The Good Comrade | Page 4

Una L. Silberrad

Mr. Gillat looked at her uneasily; every now and then there flitted
through his mind a suspicion that Julia was clever too, as clever
perhaps as her mother, and though not, like her, a moral and social
pillar standing in the high first estate from which he and the Captain
had fallen. Julia had never been that, never aspired to it; she was no
success at all; content to come and sit in the dining-room with him and
Bouquet; she could not really be clever, or else she would have
achieved something for herself, and scorned to consort with failures.
He smiled benignly as he remembered this, observing, "I dare say
something will be done--I hope it may; your mother's a wonderful
woman, a wonderful--"
He broke off to listen; Julia listened too, then she rose to her feet.
"That's father," she said, and went to let him in.
Mr. Gillat followed her to the door. "Ah--h'm," he said, as he saw the
Captain coming in slowly, with a face of despairing melancholy and a
drooping step.
"Come down-stairs, father," Julia said. "Come along, Johnny."
They followed her meekly to the basement, where there was a gloomy
little room behind the kitchen reserved for the Captain's special use. A
paraffin stove stood in the fire-place also, own brother to the one in the
dining-room; Julia stooped to light it, while her father sank into a chair.
"Gillat," he said in a voice of hopelessness, "I am a ruined man."

"No?" Mr.

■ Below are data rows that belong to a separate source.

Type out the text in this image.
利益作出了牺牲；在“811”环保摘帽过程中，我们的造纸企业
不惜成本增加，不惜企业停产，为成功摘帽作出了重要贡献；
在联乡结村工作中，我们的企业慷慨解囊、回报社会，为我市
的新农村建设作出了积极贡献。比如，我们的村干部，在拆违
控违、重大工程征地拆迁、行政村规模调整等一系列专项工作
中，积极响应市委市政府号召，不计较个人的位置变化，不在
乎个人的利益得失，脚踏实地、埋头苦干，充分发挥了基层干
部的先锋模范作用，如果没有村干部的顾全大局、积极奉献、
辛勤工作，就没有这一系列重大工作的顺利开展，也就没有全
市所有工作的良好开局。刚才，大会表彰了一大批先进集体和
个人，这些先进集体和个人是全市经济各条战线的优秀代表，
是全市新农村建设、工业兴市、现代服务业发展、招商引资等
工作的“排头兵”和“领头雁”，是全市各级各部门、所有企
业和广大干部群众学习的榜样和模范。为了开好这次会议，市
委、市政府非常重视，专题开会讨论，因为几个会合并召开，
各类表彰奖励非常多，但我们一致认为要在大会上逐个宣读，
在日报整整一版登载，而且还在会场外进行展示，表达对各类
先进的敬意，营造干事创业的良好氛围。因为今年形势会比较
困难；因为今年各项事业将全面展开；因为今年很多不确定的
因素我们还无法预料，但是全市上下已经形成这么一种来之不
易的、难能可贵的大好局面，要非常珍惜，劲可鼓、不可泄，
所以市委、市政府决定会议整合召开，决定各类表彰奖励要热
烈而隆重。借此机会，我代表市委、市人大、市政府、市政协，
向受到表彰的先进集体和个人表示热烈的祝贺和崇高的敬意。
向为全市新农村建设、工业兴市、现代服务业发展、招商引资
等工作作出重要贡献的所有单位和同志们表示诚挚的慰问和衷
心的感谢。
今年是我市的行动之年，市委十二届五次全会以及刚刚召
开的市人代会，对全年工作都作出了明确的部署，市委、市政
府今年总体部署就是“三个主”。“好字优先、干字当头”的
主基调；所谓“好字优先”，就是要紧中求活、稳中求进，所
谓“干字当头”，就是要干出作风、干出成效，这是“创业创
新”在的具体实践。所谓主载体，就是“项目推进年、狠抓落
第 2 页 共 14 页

Gillat answered sympathetically, but without surprise. "Dear
me!" He carefully put down the hat and stick he had brought with him,
the one on the edge of the table, the other against it, both so badly
balanced that they fell to the ground.
"You shouldn't do it, you know," he said, with mild reproof; "you really
shouldn't."
"Do it!" the Captain cried. "Do what?"
Julia looked up from the floor where she knelt trimming the stove-lamp.
"Have five whiskeys and sodas," she said, examining her father
judicially.
He did not deny the charge; Julia's observation was not to be avoided.
"And what is five?" he demanded with dignity.
"Three too many for you," she answered.
"Do you mean to insinuate that I am intoxicated?" he asked. "Johnny,"
he turned pathetically to his friend, "my own daughter insinuates that I
am intoxicated."
"No," Julia said, "I don't; I say it does not agree with you, and it
doesn't--you know you ought not to take more than two glasses."
"Is that your opinion, Gillat?" Captain Polkington asked. "Is that what
you meant? That I--I should confine myself to two glasses of whiskey
and water?"
"I wasn't thinking of the whiskey," Johnny said apologetically; "it was
the gees."
The Captain groaned, but what he said more Julia did not hear; she
went out into the kitchen to get paraffin. But she had no doubt that he
defended the attacked point to his own satisfaction, as he always had
done--cards, races, and kindred pleasant, if expensive, things, ever
since the days long ago before he sent in his papers.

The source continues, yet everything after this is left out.